Вернуться к А.Ю. Панфилов. Тайна «Красного перца» (М.А. Булгаков в 1924 году): Выпуск I

Люди и черти

Атмосфера такого «имманентного» ада пронизывает и рассказ «Опасный жилец». Недаром он венчается восклицанием одного из его персонажей: «Дьявол-лы!» В ключевом для развития этого лейтмотива стихотворении «Городское» можно заметить еще одну литературную реминисценцию: «Каждый, на миг сбежавший «свыше» Здесь человека забыл целиком». Это знаменитое восклицание Фирса в финале чеховского «Вишневого сада»: «Человека забыли!» Чеховский «сад» образует собой «райскую» антитезу нарисованному в стихотворении московскому «аду». Кроме того Чехов нужен тут для указания на другого, столь же, как и он, прославленного драматурга Художественного театра. В свете этой реплики становится очевидным, что все стихотворение, вся его декорация и символика является... слепком с горьковского «На дне».

Фигура Горького, благодушествующего в это время за границей, вместо того, что бы принять активное участие в литературной и общественно-политической жизни России, не раз уже возникала в рассмотренных нами публикациях «Занозы»; пьесе «На дне» посвящены даже две карикатуры в «Красном перце», которые заслуживают специального рассмотрения. Но в данном случае вспоминается одна рецензия на представление этой пьесы в Петербурге, появившаяся в 1903 году в Суворинском «Новом времени» и подписанная именем его редактора.1 Она как раз и была посвящена сопоставлению двух драматургов, которые встретились в стихотворении «Занозы» — Чехова и Горького, — и называлась «Люди и черти». Горький, по мнению рецензента, изображал не людей, а веселых чертей — не обремененных никакими житейскими обязанностями и моральными обязательствами.

Именно такие веселые черти и населяют рассказ «Опасный жилец». В этом рассказе можно найти прямую реминисценцию из рецензии «...Люди и черти»: « — Ты, дуся, не увлекайся, — мрачно гудит неизвестный бас: — старуха старухе рознь» — в рецензии же: Петербург «знает, что Москва — сердце России, но когда ему говорят, что где сердце, там и голова, он с улыбкой думает, что голова голове рознь». Характерна подчеркнутая автором бесполость персонажей рассказа. Комизм его строится на том, что их подозревают в чрезмерной экспансивности по отношению к противоположному полу, вплоть до старух и «убогих», а между тем — их обращения друг к другу, все эти «дуся», «милый» и «дорогуля», свидетельствуют... о прямо противоположном.

Об этом же говорится в рецензии 1903 года: персонажи Горького «детей не имеют, горя с ними не знают.

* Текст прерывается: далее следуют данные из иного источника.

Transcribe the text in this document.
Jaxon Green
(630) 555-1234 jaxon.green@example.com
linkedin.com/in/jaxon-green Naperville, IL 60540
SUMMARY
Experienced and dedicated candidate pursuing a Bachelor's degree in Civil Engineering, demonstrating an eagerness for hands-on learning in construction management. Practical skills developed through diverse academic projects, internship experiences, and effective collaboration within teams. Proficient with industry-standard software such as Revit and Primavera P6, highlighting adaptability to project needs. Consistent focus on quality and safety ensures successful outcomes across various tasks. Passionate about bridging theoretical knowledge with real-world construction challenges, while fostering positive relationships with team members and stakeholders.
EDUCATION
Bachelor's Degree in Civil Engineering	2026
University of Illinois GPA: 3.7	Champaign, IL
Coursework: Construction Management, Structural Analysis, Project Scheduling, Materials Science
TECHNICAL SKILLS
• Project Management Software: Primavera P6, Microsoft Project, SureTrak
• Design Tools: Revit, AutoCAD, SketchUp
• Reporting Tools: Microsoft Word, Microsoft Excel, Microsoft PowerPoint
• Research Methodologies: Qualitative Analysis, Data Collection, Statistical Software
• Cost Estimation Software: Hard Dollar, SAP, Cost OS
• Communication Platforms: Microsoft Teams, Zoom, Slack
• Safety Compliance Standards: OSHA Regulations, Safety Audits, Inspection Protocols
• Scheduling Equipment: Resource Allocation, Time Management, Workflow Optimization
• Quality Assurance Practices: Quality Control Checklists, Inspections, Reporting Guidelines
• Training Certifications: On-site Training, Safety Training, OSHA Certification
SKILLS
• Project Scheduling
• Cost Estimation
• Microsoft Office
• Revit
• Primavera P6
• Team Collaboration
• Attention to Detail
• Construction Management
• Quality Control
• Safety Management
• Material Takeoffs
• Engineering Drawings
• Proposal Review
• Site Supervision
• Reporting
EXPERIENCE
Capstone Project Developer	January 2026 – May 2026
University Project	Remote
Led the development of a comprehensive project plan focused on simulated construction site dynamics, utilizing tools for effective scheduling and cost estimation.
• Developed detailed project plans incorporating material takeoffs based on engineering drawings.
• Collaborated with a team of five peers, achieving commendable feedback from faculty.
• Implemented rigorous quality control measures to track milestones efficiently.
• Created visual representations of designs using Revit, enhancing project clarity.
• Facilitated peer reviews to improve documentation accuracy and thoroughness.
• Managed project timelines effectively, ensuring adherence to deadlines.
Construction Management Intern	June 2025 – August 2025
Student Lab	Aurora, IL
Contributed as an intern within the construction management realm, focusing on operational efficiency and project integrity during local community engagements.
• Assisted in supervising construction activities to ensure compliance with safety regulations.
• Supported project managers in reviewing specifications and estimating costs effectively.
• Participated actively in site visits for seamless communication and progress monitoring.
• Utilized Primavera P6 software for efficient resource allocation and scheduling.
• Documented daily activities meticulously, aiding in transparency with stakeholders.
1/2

Вероятно и черти не имеют детей. По крайней мере история об этом умалчивает». И тем не менее, в рассказе возникает атмосфера какой-то сексуальной разнузданности, вовлекающей в процесс деторождения даже тех, кто по определению не способен рожать. Детально описываемые костлявые, желтые старухи — это ведь не что иное, как аллегорическое изображение Смерти.

Примечания

1. Чехов и Горький или Люди и черти. А. Суворин // Новое время, 1903, 18 апреля, № 9740. Однако это указание авторства было чисто номинальным, так как десятью днями раньше в своих рецензиях («На дне» г. Горького на сцене. А. Суворин // Там же, 9 апреля, № 9731; Заметки. А. С-н // Санктпетербургские ведомости, 1903, 9 апреля, № 94) Суворин высказал прямо противоположную оценку пьесы: по мнению первого рецензента о персонажах «На дне», Горький «снял с них фотографии в тот момент, когда они фотографа не видели», а по мнению Суворина — эти лица неправдоподобны, и его точка зрения была развита не в интересующей нас статье, а в майском репортаже П. Безобразова, где приводились мнения самих босяков о неправдоподобии героев пьесы (Босяки о Горьком // Новое время, 1903, 17 мая, № 9769).